Severo
“Comienzo a amar el abismo del que estoy hecha.”
Clarice Lispector
¿Severo?
¿Qué nombre es eso?... ni en la cárcel…le digo pues...
Dijo el tipo con la cerveza en la mano, mientras una señora ya menos templada por la edad le decía que así se llamaba él mientras tomaba una chupada de cigarrillo que consumía sus ojos entrecerrados.
Severo era un cuchillero de esos de los de antes, de los que buscaba pelea llevados por el aguardiente y de las ideas insostenibles. Mataba por ver caer.
Vivía solo, sin mujer ni animales domesticados y en los dos ladrillos donde dormida tenía vírgenes y santos, como suele ser con aquellos malevos que invocan a la divinidad, sea la que les guste, para que los cuide del mal y los ayude a que la fechoría que hagan les resulte bien.
Los santos le servían, pues a 20 que había matado, solo les conoció los ojos que veían hacía el fondo y las manos que abrazaban el vacío, mientras él, con el puñal hundido les quitaba el suspiro que nadie valora.
Severo se vestía de traje con corbata, se ponía aceite de ricino en el pelo y se cubría la cabeza con sombrero, negro, siempre negro. Tenía dos, uno para conquistar y otro para tomar aguardiente.
Sus mujeres fueron pasajeras y todas de noche terminaban, unas en la cama y otras en la cuchilla. Nunca quiso a nadie, solo a su mamá que lo trajo a la ciudad desde Santo Domingo Antioquia y que lo dejó solo escupiendo sangre y muerta por la tuberculosis.
Se quedó solo en la ladera de una montaña donde aprendió a robar a matar y a vivir como mi dios le ayudara. Hasta que se fue a vivir al centro a trabajar como “copero” en un bar de homosexuales en tiempos donde eso en esta ciudad era un secreto.

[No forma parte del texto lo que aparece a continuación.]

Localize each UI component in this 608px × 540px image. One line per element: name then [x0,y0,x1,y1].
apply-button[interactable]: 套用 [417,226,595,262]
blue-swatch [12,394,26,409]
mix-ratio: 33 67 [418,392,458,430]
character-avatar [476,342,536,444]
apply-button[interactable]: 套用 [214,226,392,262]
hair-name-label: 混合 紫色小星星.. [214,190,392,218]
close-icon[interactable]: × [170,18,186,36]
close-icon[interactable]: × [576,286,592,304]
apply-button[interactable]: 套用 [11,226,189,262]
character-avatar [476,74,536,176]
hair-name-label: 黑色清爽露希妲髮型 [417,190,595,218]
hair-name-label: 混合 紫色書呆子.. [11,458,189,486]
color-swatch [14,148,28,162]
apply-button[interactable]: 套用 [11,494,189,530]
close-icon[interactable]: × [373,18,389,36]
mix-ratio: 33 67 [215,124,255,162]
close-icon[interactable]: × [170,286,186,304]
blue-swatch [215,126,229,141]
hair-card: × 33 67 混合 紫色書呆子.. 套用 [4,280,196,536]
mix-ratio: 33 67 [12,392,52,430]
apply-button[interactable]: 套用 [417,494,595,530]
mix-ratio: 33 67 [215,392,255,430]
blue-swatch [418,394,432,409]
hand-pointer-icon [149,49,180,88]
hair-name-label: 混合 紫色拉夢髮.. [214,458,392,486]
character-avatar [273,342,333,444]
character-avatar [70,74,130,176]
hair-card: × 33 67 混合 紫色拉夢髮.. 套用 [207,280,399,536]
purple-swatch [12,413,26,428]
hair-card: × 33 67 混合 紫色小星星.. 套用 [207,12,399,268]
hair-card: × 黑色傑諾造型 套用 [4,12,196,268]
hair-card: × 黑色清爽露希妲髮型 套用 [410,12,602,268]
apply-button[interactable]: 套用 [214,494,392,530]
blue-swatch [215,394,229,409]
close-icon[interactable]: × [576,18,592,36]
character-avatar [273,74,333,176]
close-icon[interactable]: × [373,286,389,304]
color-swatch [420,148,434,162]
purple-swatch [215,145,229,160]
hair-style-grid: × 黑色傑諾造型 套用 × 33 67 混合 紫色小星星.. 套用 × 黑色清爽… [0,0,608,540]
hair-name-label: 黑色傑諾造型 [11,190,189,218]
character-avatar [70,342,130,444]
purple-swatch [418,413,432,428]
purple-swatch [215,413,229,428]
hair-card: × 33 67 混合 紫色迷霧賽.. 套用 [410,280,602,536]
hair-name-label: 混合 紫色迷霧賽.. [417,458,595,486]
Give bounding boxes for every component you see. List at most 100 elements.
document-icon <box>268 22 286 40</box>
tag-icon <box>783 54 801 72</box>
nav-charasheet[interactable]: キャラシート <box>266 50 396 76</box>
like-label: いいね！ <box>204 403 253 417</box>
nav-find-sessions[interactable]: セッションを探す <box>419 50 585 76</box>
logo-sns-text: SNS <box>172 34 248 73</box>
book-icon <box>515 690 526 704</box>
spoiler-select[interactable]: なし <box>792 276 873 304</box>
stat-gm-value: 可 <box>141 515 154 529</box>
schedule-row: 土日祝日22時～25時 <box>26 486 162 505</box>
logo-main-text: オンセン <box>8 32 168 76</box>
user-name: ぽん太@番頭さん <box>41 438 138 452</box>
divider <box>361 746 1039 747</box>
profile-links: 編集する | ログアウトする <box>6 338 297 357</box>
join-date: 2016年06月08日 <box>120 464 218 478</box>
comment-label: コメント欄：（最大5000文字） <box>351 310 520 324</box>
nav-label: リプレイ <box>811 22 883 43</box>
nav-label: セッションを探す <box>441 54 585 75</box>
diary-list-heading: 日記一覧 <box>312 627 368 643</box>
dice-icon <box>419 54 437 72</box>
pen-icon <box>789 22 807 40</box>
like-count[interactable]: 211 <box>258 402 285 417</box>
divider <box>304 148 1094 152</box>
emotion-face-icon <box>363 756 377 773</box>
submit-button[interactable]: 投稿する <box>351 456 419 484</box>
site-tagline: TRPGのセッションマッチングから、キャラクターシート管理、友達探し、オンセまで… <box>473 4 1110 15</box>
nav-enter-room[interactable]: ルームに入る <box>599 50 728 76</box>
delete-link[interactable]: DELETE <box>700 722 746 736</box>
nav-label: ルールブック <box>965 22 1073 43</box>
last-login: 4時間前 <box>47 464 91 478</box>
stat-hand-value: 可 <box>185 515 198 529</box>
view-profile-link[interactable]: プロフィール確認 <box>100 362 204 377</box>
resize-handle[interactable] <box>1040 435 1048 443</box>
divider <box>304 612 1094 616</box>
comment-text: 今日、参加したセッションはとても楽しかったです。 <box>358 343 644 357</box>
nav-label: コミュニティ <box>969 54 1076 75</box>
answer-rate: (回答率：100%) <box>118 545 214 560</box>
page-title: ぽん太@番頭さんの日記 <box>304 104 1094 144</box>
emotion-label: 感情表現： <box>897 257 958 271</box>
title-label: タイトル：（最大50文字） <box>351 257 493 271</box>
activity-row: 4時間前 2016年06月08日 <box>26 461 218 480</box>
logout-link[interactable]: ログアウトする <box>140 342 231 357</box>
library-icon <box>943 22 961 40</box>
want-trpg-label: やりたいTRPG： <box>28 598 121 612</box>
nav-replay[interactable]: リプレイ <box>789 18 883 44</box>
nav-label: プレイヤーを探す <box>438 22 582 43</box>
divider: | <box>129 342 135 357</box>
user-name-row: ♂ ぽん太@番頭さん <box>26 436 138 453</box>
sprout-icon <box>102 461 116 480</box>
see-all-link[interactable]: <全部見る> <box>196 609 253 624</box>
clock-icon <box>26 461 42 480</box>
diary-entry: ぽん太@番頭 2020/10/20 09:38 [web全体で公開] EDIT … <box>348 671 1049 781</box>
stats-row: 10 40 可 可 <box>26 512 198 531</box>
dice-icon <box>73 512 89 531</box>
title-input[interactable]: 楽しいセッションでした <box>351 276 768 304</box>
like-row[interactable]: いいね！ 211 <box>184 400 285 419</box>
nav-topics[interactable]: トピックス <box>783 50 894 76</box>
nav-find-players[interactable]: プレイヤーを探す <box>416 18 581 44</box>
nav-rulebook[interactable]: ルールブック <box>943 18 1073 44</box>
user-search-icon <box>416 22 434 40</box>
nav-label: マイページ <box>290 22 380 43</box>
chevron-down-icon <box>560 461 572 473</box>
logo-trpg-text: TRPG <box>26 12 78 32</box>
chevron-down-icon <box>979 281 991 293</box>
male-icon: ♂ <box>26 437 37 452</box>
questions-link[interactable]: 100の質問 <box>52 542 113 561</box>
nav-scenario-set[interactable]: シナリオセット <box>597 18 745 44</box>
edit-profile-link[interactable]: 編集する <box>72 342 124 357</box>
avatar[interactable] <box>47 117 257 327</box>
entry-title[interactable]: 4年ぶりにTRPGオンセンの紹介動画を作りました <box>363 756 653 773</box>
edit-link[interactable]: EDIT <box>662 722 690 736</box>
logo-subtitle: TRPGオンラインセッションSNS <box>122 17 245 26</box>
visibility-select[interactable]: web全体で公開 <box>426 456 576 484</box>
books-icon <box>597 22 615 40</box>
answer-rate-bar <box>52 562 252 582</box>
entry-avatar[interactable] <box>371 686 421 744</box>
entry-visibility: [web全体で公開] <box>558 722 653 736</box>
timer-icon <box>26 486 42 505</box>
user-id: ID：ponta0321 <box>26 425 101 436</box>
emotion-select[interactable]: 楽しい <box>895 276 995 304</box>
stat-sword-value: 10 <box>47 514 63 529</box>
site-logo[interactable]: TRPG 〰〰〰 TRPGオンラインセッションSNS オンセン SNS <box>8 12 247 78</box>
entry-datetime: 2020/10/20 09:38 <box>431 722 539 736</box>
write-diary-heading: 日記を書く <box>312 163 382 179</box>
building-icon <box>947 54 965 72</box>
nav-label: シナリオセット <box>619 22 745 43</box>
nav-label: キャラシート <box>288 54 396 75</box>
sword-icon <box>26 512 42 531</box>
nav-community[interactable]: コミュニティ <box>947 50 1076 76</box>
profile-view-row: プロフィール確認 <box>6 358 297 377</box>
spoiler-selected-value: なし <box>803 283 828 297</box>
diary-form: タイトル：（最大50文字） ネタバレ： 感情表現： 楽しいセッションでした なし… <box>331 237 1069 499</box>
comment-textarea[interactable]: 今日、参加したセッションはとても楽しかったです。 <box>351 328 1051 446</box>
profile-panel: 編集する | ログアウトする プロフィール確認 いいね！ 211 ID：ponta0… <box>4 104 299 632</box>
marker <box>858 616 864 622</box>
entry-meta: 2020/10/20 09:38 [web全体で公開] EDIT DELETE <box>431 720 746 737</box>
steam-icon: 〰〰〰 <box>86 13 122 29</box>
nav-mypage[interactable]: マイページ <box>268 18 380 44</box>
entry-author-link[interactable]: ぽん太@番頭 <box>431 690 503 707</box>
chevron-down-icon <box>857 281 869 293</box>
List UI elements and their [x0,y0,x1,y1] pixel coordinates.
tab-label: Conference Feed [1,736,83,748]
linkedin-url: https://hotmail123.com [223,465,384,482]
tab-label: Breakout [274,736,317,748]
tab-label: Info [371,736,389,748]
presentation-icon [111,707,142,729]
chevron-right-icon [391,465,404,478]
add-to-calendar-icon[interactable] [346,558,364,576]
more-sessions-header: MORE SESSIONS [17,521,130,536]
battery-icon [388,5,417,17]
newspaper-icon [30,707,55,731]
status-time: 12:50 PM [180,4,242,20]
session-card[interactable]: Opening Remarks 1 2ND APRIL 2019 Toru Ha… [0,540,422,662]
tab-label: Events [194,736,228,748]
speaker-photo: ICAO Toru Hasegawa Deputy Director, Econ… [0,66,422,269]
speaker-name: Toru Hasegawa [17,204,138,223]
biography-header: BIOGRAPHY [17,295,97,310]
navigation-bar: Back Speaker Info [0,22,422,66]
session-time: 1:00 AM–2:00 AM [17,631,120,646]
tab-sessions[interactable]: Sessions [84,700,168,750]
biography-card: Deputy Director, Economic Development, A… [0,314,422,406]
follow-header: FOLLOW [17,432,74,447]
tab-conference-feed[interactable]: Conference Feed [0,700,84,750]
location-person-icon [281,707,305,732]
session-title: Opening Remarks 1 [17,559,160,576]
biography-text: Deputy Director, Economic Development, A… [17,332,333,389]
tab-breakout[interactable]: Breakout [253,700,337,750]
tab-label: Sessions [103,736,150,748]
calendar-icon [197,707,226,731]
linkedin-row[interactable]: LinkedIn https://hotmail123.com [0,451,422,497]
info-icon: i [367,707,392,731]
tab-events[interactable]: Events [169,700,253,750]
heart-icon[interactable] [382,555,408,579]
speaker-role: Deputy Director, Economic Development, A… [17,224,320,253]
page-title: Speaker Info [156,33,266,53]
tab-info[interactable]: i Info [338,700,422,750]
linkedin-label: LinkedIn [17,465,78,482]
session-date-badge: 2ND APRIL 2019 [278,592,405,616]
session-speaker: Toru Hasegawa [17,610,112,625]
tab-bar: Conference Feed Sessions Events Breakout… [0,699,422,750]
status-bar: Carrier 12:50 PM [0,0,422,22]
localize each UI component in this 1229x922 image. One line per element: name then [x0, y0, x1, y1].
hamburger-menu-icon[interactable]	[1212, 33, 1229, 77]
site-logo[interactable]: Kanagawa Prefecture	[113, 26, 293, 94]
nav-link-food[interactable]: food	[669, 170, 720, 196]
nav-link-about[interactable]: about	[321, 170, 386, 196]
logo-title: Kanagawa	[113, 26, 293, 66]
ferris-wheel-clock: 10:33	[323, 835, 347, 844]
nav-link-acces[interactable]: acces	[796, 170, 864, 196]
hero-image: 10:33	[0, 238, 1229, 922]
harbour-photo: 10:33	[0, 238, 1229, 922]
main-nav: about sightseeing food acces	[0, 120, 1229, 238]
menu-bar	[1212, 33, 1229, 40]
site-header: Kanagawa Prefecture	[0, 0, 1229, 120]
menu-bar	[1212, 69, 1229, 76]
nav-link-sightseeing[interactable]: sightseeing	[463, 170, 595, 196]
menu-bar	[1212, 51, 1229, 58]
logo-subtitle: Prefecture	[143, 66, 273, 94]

En el sótano de un edificio viejo entre el museo de Antioquia y el barrio San Benito, trabajaba Severo, sirviendo aguardiente, tomando invitaciones de viejos “cacorros”, limpiando mesas y viendo la oportunidad de unos pesos de más.
Tomaba aguardiente como un caballo asoliado, fumaba sin sostener el cigarrillo y se peinaba con una mano mientras se ponía el sombrero con la otra. Atendía las mesas de 8 de la noche a 8 de la mañana. Dormía poquito y cuando el guayabo era mucho salía a robar con las putas a los maricones con plata que nos les daba para exponerse en sus familias de abolengo.
Sumo muertos defendiendo “maricones”, putas y borrachos desprevenidos. Siempre en la noche donde uno cree que tiene la “calle” para tomar, reír y caminar a la diestra de la que uno quiera.
Severo se enamoró de una mujer que le vendía tintos en la calle Barbacoas. Y un día, los pelaos de platica que se van a buscar peligro al centro de Medellín, quisieron montar a un carro a Patricia. Severo que ese día estaba en el lugar que era, los levantó a puñal y mató a dos de ellos.
Se llevó a la Patri y la guardó con el amor de lo amado y al final del día estaba montado en un carro al lado del papá del hijo muerto.
Severo fue a la cárcel con la promesa de no revelar lo que había pasado.
Dos días después Severo apareció muerto, al lado del lugar donde Patricia vendía tintos.
La Patri me contó esa historia, mientras fumaba cigarrillo y veía a la nada como si todo se hubiera acabado.